Somebody (or some thing) came looking for trouble, goddamn if she wasn’t going to give them some (to paraphrase the old Johnny Winters’ tune).
“Put that poncho on,” he said, more of an order than anything else.
She did, not liking the idea too much, but once it was over her head it made her feel warm and protected. She put the .38 in the front pocket.
She walked around.
The phone had been ripped off the wall, the cash register and computer smashed on the floor. She saw the remains of a cell phone.
Whatever these things were, they had a definite hard-on for technology.
Savages, she thought. They worship darkness, hate anything modern.
Johnny was still searching through the mess. He finally held up what looked like a short boat hook and nodded, satisfied.
“We going fishing for big ones?”
“You’ll see. Let’s go.”
Lisa was glad the windows were broken so she didn’t have to catch a reflection of herself, how utterly foolish she must’ve looked in that huge poncho and squeaking boots. She picked up her guitar case and purse and led the way back out onto the sidewalk.
And heard it before she saw it.
Low, guttural growling, the sound of claws scratching concrete.
She froze up tight as cherries in a deep freeze, motionless, helpless, staring at the huge, mangled German Shepherd a few feet away. Its left ear was missing, its coat filthy and stained with blood and bits of clinging leaves, sticks. There were great patches of skin ripped free from its battered skull, one of its eyes a gored hole. Its snout was bloody pulling away from lethal white teeth. Ropes of vile foamy saliva dangled from its mouth. The good ear was flattened against the skull as it made to leap.
Johnny shoved her out of the way as the dog leapt.

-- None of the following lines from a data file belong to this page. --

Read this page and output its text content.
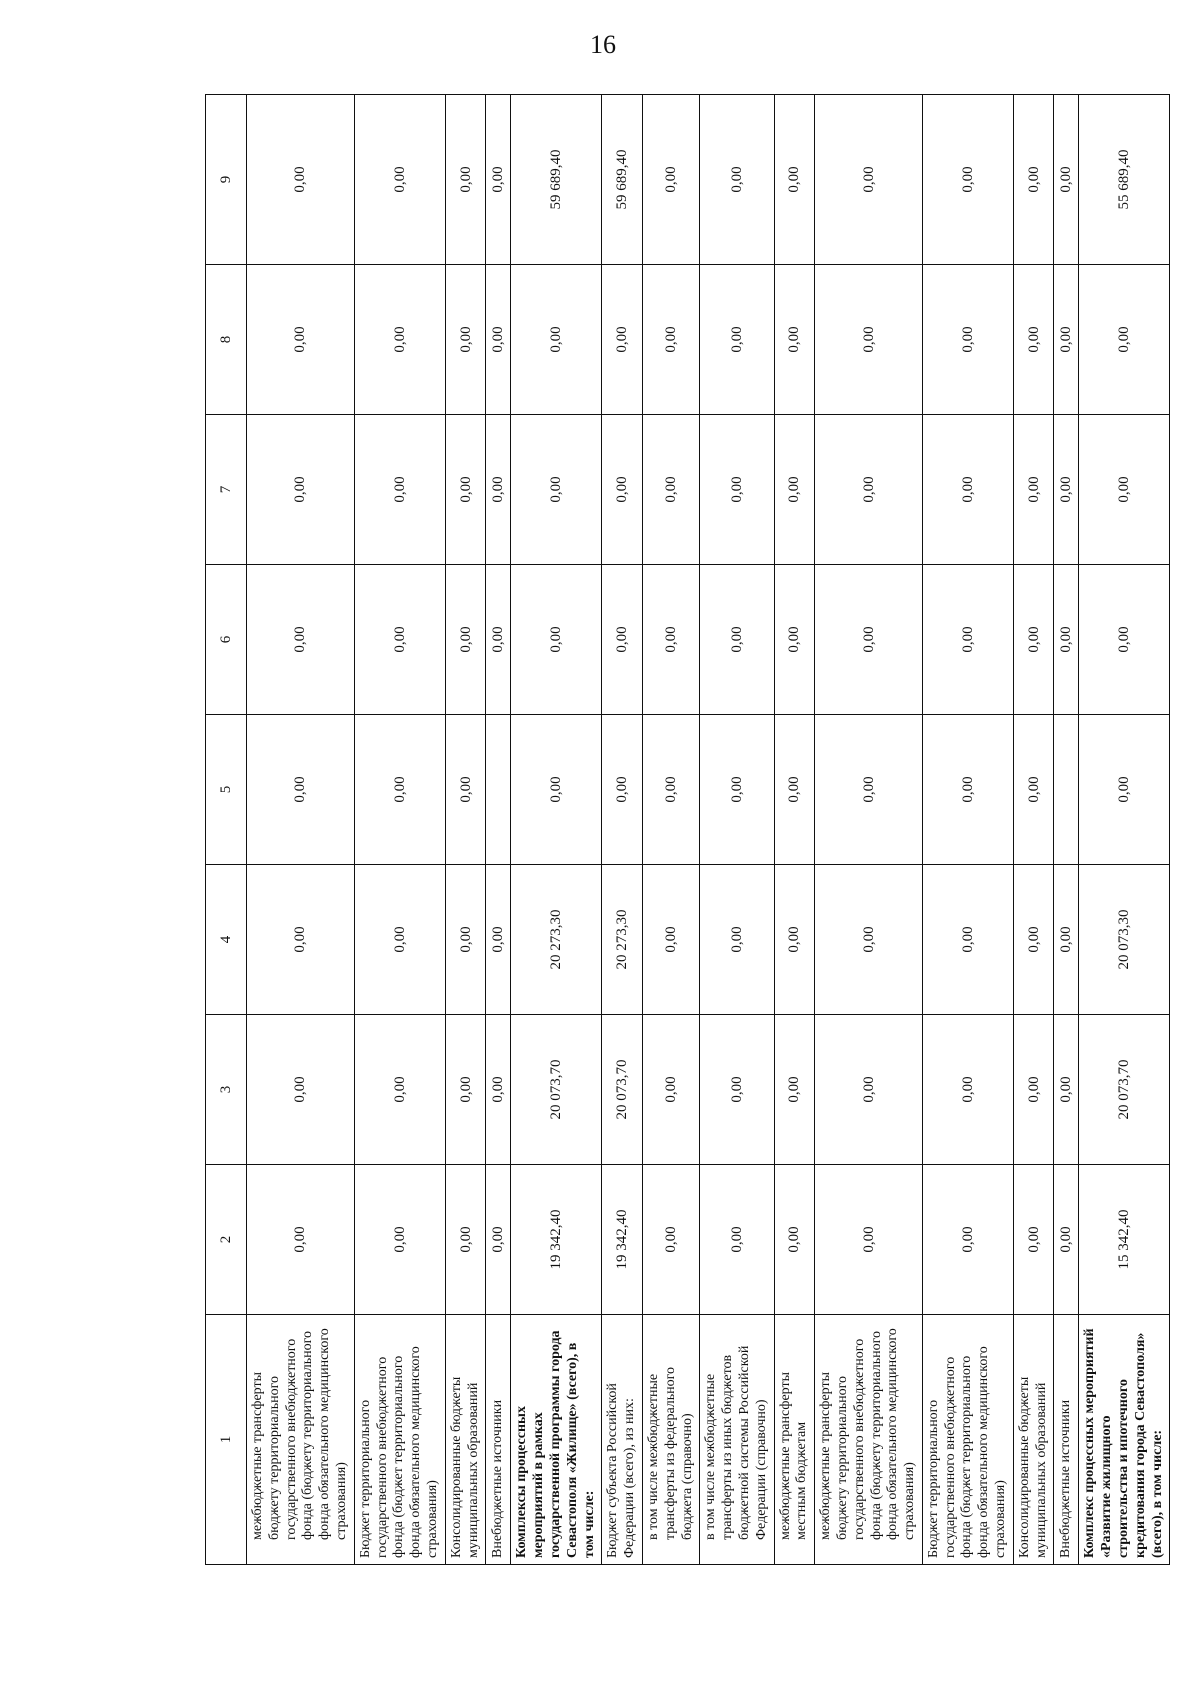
16
1	2	3	4	5	6	7	8	9
межбюджетные трансферты бюджету территориального государственного внебюджетного фонда (бюджету территориального фонда обязательного медицинского страхования)	0,00	0,00	0,00	0,00	0,00	0,00	0,00	0,00
Бюджет территориального государственного внебюджетного фонда (бюджет территориального фонда обязательного медицинского страхования)	0,00	0,00	0,00	0,00	0,00	0,00	0,00	0,00
Консолидированные бюджеты муниципальных образований	0,00	0,00	0,00	0,00	0,00	0,00	0,00	0,00
Внебюджетные источники	0,00	0,00	0,00		0,00	0,00	0,00	0,00
Комплексы процессных мероприятий в рамках государственной программы города Севастополя «Жилище» (всего), в том числе:	19 342,40	20 073,70	20 273,30	0,00	0,00	0,00	0,00	59 689,40
Бюджет субъекта Российской Федерации (всего), из них:	19 342,40	20 073,70	20 273,30	0,00	0,00	0,00	0,00	59 689,40
в том числе межбюджетные трансферты из федерального бюджета (справочно)	0,00	0,00	0,00	0,00	0,00	0,00	0,00	0,00
в том числе межбюджетные трансферты из иных бюджетов бюджетной системы Российской Федерации (справочно)	0,00	0,00	0,00	0,00	0,00	0,00	0,00	0,00
межбюджетные трансферты местным бюджетам	0,00	0,00	0,00	0,00	0,00	0,00	0,00	0,00
межбюджетные трансферты бюджету территориального государственного внебюджетного фонда (бюджету территориального фонда обязательного медицинского страхования)	0,00	0,00	0,00	0,00	0,00	0,00	0,00	0,00
Бюджет территориального государственного внебюджетного фонда (бюджет территориального фонда обязательного медицинского страхования)	0,00	0,00	0,00	0,00	0,00	0,00	0,00	0,00
Консолидированные бюджеты муниципальных образований	0,00	0,00	0,00	0,00	0,00	0,00	0,00	0,00
Внебюджетные источники	0,00	0,00	0,00		0,00	0,00	0,00	0,00
Комплекс процессных мероприятий «Развитие жилищного строительства и ипотечного кредитования города Севастополя» (всего), в том числе:	15 342,40	20 073,70	20 073,30	0,00	0,00	0,00	0,00	55 689,40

It made it maybe three feet before it took a load of buckshot straight on that vaporized its head into bloody mucilage. Its body tumbled out into the road, legs still pistoning.
Johnny took Lisa by the arm. “C’mon, lady, time to march.”

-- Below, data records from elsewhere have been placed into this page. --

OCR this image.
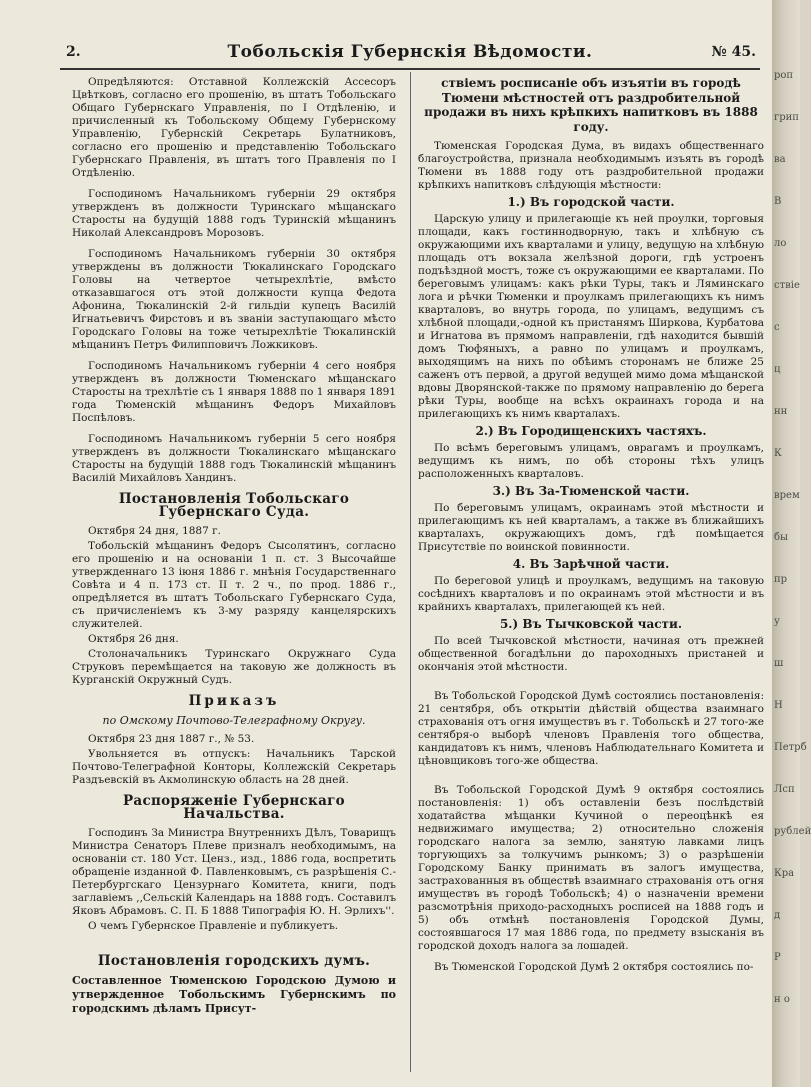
2.	Тобольскія Губернскія Вѣдомости.	№ 45.

Опредѣляются: Отставной Коллежскій Ассесоръ Цвѣтковъ, согласно его прошенію, въ штатъ Тобольскаго Общаго Губернскаго Управленія, по I Отдѣленію, и причисленный къ Тобольскому Общему Губернскому Управленію, Губернскій Секретарь Булатниковъ, согласно его прошенію и представленію Тобольскаго Губернскаго Правленія, въ штатъ того Правленія по I Отдѣленію.

Господиномъ Начальникомъ губерніи 29 октября утвержденъ въ должности Туринскаго мѣщанскаго Старосты на будущій 1888 годъ Туринскій мѣщанинъ Николай Александровъ Морозовъ.

Господиномъ Начальникомъ губерніи 30 октября утверждены въ должности Тюкалинскаго Городскаго Головы на четвертое четырехлѣтіе, вмѣсто отказавшагося отъ этой должности купца Федота Афонина, Тюкалинскій 2-й гильдіи купецъ Василій Игнатьевичъ Фирстовъ и въ званіи заступающаго мѣсто Городскаго Головы на тоже четырехлѣтіе Тюкалинскій мѣщанинъ Петръ Филипповичъ Ложкиковъ.

Господиномъ Начальникомъ губерніи 4 сего ноября утвержденъ въ должности Тюменскаго мѣщанскаго Старосты на трехлѣтіе съ 1 января 1888 по 1 января 1891 года Тюменскій мѣщанинъ Федоръ Михайловъ Поспѣловъ.

Господиномъ Начальникомъ губерніи 5 сего ноября утвержденъ въ должности Тюкалинскаго мѣщанскаго Старосты на будущій 1888 годъ Тюкалинскій мѣщанинъ Василій Михайловъ Хандинъ.

Постановленія Тобольскаго Губернскаго Суда.

Октября 24 дня, 1887 г.

Тобольскій мѣщанинъ Федоръ Сысолятинъ, согласно его прошенію и на основаніи 1 п. ст. 3 Высочайше утвержденнаго 13 іюня 1886 г. мнѣнія Государственнаго Совѣта и 4 п. 173 ст. II т. 2 ч., по прод. 1886 г., опредѣляется въ штатъ Тобольскаго Губернскаго Суда, съ причисленіемъ къ 3-му разряду канцелярскихъ служителей.

Октября 26 дня.

Столоначальникъ Туринскаго Окружнаго Суда Струковъ перемѣщается на таковую же должность въ Курганскій Окружный Судъ.

Приказъ
по Омскому Почтово-Телеграфному Округу.

Октября 23 дня 1887 г., № 53.

Увольняется въ отпускъ: Начальникъ Тарской Почтово-Телеграфной Конторы, Коллежскій Секретарь Раздъевскій въ Акмолинскую область на 28 дней.

Распоряженіе Губернскаго Начальства.

Господинъ За Министра Внутреннихъ Дѣлъ, Товарищъ Министра Сенаторъ Плеве призналъ необходимымъ, на основаніи ст. 180 Уст. Ценз., изд., 1886 года, воспретить обращеніе изданной Ф. Павленковымъ, съ разрѣшенія С.-Петербургскаго Цензурнаго Комитета, книги, подъ заглавіемъ ,,Сельскій Календарь на 1888 годъ. Составилъ Яковъ Абрамовъ. С. П. Б 1888 Типографія Ю. Н. Эрлихъ''.

О чемъ Губернское Правленіе и публикуетъ.

Постановленія городскихъ думъ.
Составленное Тюменскою Городскою Думою и утвержденное Тобольскимъ Губернскимъ по городскимъ дѣламъ Присут-
ствіемъ росписаніе объ изъятіи въ городѣ Тюмени мѣстностей отъ раздробительной продажи въ нихъ крѣпкихъ напитковъ въ 1888 году.

Тюменская Городская Дума, въ видахъ общественнаго благоустройства, признала необходимымъ изъять въ городѣ Тюмени въ 1888 году отъ раздробительной продажи крѣпкихъ напитковъ слѣдующія мѣстности:

1.) Въ городской части.

Царскую улицу и прилегающіе къ ней проулки, торговыя площади, какъ гостиннодворную, такъ и хлѣбную съ окружающими ихъ кварталами и улицу, ведущую на хлѣбную площадь отъ вокзала желѣзной дороги, гдѣ устроенъ подъѣздной мостъ, тоже съ окружающими ее кварталами. По береговымъ улицамъ: какъ рѣки Туры, такъ и Ляминскаго лога и рѣчки Тюменки и проулкамъ прилегающихъ къ нимъ кварталовъ, во внутрь города, по улицамъ, ведущимъ съ хлѣбной площади,-одной къ пристанямъ Ширкова, Курбатова и Игнатова въ прямомъ направленіи, гдѣ находится бывшій домъ Тюфяныхъ, а равно по улицамъ и проулкамъ, выходящимъ на нихъ по обѣимъ сторонамъ не ближе 25 саженъ отъ первой, а другой ведущей мимо дома мѣщанской вдовы Дворянской-также по прямому направленію до берега рѣки Туры, вообще на всѣхъ окраинахъ города и на прилегающихъ къ нимъ кварталахъ.

2.) Въ Городищенскихъ частяхъ.

По всѣмъ береговымъ улицамъ, оврагамъ и проулкамъ, ведущимъ къ нимъ, по обѣ стороны тѣхъ улицъ расположенныхъ кварталовъ.

3.) Въ За-Тюменской части.

По береговымъ улицамъ, окраинамъ этой мѣстности и прилегающимъ къ ней кварталамъ, а также въ ближайшихъ кварталахъ, окружающихъ домъ, гдѣ помѣщается Присутствіе по воинской повинности.

4. Въ Зарѣчной части.

По береговой улицѣ и проулкамъ, ведущимъ на таковую сосѣднихъ кварталовъ и по окраинамъ этой мѣстности и въ крайнихъ кварталахъ, прилегающей къ ней.

5.) Въ Тычковской части.

По всей Тычковской мѣстности, начиная отъ прежней общественной богадѣльни до пароходныхъ пристаней и окончанія этой мѣстности.

Въ Тобольской Городской Думѣ состоялись постановленія: 21 сентября, объ открытіи дѣйствій общества взаимнаго страхованія отъ огня имуществъ въ г. Тобольскѣ и 27 того-же сентября-о выборѣ членовъ Правленія того общества, кандидатовъ къ нимъ, членовъ Наблюдательнаго Комитета и цѣновщиковъ того-же общества.

Въ Тобольской Городской Думѣ 9 октября состоялись постановленія: 1) объ оставленіи безъ послѣдствій ходатайства мѣщанки Кучиной о переоцѣнкѣ ея недвижимаго имущества; 2) относительно сложенія городскаго налога за землю, занятую лавками лицъ торгующихъ за толкучимъ рынкомъ; 3) о разрѣшеніи Городскому Банку принимать въ залогъ имущества, застрахованныя въ обществѣ взаимнаго страхованія отъ огня имуществъ въ городѣ Тобольскѣ; 4) о назначеніи времени разсмотрѣнія приходо-расходныхъ росписей на 1888 годъ и 5) объ отмѣнѣ постановленія Городской Думы, состоявшагося 17 мая 1886 года, по предмету взысканія въ городской доходъ налога за лошадей.

Въ Тюменской Городской Думѣ 2 октября состоялись по-

роп
грип
ва
В
ло
ствіе
с
ц
нн
К
врем
бы
пр
у
ш
Н
Петрб
Лсп
рублей
Кра
д
Р
н о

She realized then that she was lost in a dream for nearly a block, Johnny leading her like the good shepherd with a lost lamb. Then she came out of it, thinking that she needed a fix.
But now wasn’t the time.
She’d been lucky so far, way too lucky. First with the woman at her parent’s house, then with the two punks that Johnny had clipped for her, and now with the dog.

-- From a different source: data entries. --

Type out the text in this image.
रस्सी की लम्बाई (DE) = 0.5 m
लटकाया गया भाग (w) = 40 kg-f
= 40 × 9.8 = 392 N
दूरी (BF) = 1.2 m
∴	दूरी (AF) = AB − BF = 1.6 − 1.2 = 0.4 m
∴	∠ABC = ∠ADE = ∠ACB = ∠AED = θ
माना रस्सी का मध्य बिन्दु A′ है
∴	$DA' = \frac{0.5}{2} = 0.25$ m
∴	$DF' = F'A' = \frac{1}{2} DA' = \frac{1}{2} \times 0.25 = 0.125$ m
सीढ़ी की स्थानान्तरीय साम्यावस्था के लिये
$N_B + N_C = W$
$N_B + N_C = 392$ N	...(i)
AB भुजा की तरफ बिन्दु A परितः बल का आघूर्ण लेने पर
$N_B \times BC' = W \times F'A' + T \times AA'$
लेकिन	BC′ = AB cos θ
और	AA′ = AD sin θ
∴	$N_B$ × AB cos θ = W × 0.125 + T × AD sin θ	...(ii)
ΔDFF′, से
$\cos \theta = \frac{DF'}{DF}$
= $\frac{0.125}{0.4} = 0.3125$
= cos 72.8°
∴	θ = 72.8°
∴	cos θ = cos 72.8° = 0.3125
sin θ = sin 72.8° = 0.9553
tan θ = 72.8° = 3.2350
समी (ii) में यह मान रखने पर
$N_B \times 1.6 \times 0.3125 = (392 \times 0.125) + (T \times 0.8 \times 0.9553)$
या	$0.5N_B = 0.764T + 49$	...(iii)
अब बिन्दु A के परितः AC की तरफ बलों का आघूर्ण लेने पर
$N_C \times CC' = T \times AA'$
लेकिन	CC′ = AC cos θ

How long could it possibly hold? How long?
Johnny stopped on a quiet street. “Way I see it,” he explained to her, “they’re not going to let us just walk out of here. My guess is that by now they’ve got this town closed-up tight. Which means, essentially, we’re prey.”
“Prey?”
He nodded. “We’re the enemy here, baby. Don’t you get it? We’re the weird ones, they’re normal. Normal because they’re the majority. They’ve got two choices with us: make us like them or kill us.”